Moreover, Basma Alsharif defines this “professional foreigner” with the Anglo-German term in action Doppelgänger to speak of the phenomenon of the double. Alsharif creates beautiful loops (“High Noon”, 2014), slows down the image by suspending the action and makes the movements go from front to back as if she were looking for the end in the beginning. The reproduction in the opposite direction of the action, the mirror effect that forms kaleidoscopes, long tracking shots (“Home Movies Gaza”, 2013), hands that lead the gaze to a specific point in the filmed landscape, are an exercise in re-signifying identity (“Deep Sleep”, 2014). The repetition of images or the use of the loop repeats the thought of the memory that is linked in images and always seems the same but creates different meanings. Such as, for instance, the images of the faces in the family albums that the protagonist erases to create a disidentification in “The Story of Milk and Honey” (2011). It is about an anonymity of the family, of any family that extends the strangeness of the disidentity towards the unknown, towards the foreigner. Given that, as Alsharif has argued, we are part of an “imprecise political history” and this is the only thing we belong to. However, any history, as the protagonist of this film advocates, begins and ends in us. In you and me, in us as others. “The Story of Milk and Honey” is an account of fictional love that reveals the political landscape of Lebanon. It is a film essay that emphasises a horizon that could describe different locations of the region of the Spanish Levante, which could speak of different real characters, which could tell the events of different villages or the love stories of different lovers. In this disfiguration we vaguely identify and allow ourselves to be seduced by a narrative that does not bear our name but in which our face could have been erased. Despite an apparent process of telling our story in the past, the post-Palestinian perspective of Basma Alsahrif makes us adopt a paradigmatic interwoven future, not only for Palestine but also for the whole of the Mediterranean. 

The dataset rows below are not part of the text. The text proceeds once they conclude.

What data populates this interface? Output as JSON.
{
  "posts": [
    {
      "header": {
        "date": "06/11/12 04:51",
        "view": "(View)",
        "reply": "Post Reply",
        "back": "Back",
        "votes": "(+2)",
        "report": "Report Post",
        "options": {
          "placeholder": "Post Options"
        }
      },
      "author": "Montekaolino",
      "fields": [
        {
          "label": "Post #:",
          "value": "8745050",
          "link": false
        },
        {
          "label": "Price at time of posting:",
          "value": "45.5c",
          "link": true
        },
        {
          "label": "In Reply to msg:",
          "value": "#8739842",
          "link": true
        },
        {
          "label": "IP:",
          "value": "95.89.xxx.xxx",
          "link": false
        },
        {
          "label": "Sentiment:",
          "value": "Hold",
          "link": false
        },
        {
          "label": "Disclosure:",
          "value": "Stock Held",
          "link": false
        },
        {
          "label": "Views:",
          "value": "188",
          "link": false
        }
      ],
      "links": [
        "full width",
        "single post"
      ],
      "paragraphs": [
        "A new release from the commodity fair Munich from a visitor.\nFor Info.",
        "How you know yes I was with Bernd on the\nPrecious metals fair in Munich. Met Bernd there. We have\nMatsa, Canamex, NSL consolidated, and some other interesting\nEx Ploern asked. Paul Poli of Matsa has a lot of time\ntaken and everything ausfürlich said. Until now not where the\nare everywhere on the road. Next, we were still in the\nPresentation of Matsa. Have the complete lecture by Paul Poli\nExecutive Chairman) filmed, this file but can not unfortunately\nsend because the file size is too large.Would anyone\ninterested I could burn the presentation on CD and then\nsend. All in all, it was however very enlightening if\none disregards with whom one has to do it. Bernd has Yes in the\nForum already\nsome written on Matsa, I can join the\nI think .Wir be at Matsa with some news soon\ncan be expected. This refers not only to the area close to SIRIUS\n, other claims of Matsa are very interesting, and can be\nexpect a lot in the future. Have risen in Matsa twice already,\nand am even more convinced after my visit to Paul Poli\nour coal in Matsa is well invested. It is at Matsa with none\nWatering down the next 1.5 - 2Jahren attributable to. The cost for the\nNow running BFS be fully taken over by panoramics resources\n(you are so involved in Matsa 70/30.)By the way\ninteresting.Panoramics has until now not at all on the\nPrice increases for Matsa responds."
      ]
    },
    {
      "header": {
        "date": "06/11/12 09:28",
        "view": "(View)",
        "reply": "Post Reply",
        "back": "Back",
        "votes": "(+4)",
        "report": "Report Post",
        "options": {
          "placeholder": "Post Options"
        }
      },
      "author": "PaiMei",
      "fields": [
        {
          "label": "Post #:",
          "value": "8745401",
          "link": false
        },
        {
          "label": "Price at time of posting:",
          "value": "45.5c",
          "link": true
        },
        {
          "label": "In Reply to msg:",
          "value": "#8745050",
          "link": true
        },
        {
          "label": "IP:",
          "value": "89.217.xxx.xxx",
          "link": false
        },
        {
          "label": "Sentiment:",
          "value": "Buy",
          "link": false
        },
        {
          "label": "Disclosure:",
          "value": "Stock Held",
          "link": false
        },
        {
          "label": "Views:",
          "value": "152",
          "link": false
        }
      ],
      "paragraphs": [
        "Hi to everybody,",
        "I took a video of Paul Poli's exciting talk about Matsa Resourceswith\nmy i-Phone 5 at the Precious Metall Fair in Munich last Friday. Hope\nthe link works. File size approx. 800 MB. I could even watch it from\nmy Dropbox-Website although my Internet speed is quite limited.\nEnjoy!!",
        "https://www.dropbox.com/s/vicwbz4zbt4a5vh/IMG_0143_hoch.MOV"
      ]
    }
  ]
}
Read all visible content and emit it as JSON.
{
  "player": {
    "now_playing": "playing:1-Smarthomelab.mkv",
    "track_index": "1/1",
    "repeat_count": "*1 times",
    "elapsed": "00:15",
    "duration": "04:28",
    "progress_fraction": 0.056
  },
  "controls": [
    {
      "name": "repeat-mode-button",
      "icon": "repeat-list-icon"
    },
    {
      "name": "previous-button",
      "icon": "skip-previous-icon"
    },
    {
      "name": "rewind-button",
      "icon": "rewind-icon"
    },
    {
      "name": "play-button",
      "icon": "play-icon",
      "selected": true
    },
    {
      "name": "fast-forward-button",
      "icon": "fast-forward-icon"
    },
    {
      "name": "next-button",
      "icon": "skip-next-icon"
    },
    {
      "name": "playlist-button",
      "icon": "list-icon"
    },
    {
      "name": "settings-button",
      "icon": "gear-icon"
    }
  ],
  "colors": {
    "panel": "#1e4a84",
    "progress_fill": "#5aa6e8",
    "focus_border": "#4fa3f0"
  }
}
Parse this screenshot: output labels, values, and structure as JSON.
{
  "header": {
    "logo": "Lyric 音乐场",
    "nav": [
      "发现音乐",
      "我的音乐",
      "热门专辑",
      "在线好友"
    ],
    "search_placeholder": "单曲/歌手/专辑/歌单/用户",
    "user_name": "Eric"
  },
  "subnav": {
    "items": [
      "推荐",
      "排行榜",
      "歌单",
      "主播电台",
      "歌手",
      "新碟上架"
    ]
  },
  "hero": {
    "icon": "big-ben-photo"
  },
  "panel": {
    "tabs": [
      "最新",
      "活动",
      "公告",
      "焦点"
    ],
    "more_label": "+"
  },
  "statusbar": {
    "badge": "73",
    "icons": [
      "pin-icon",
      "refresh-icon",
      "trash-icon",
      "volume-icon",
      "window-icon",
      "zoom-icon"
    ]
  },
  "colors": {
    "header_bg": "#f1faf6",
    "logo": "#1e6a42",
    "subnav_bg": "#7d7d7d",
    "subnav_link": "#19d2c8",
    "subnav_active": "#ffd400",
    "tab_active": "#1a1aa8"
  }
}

The nomadic memory that the professional foreigner suffers is not built upon pieces of memories seeking to make of the lie a beautiful truth, as curiously some critics of self-fiction try to think, but rather as a fraud of established knowledge in favour of a dual sensitivity. “Every time I am asked about my project, I lie,” says the protagonist of “The Story of Milk and Honey”. Thus we could solve the enigma of a story that tells all stories, even the one yet to come. But, moreover, all these strategies of otherness open up to others like the double, the Doppelgänger. Thus we could make a post-Mediterranean story. A story about the duality of our existence. Thus, the binaries become complex and almost destroy themselves in the symbol represented by Ouroboros, the name of Alsharif’s first feature film (2017). It was shot after Israel’s offensive on Gaza and the death of 1,500 Palestinians in 2014. The territory was completely ravaged and Alsharif wanted to record the cataclysm by setting it against a renewing future or an implicit rebirth in the cyclical shape involved in the ouroboros. The snake that bites its own tail appears first in his work “Renée’s Room”, produced for the Palais de Tokyo in 2013. In this image, a yellow snake in a blue washbasin bites its tail and makes it bleed. At first sight, it seems as if it is shedding its skin to renew but soon we see that it is devouring something. It is eating itself. It is something ferocious and incomprehensible for our eyes. The myth of the ouroboros, a snake biting its tail, is reactivated in a plot of pain. If this figure symbolises the eternal return, destruction and creation, now she goes one step further; Basma Alsharif seeks a recovery of life. Because death imposes itself upon life as in the horror of the siege of Gaza. “Our soul belongs to the past of the dead and ghosts. This is the ideal place for your reincarnation.” This is why love and hope is the only thing left to us.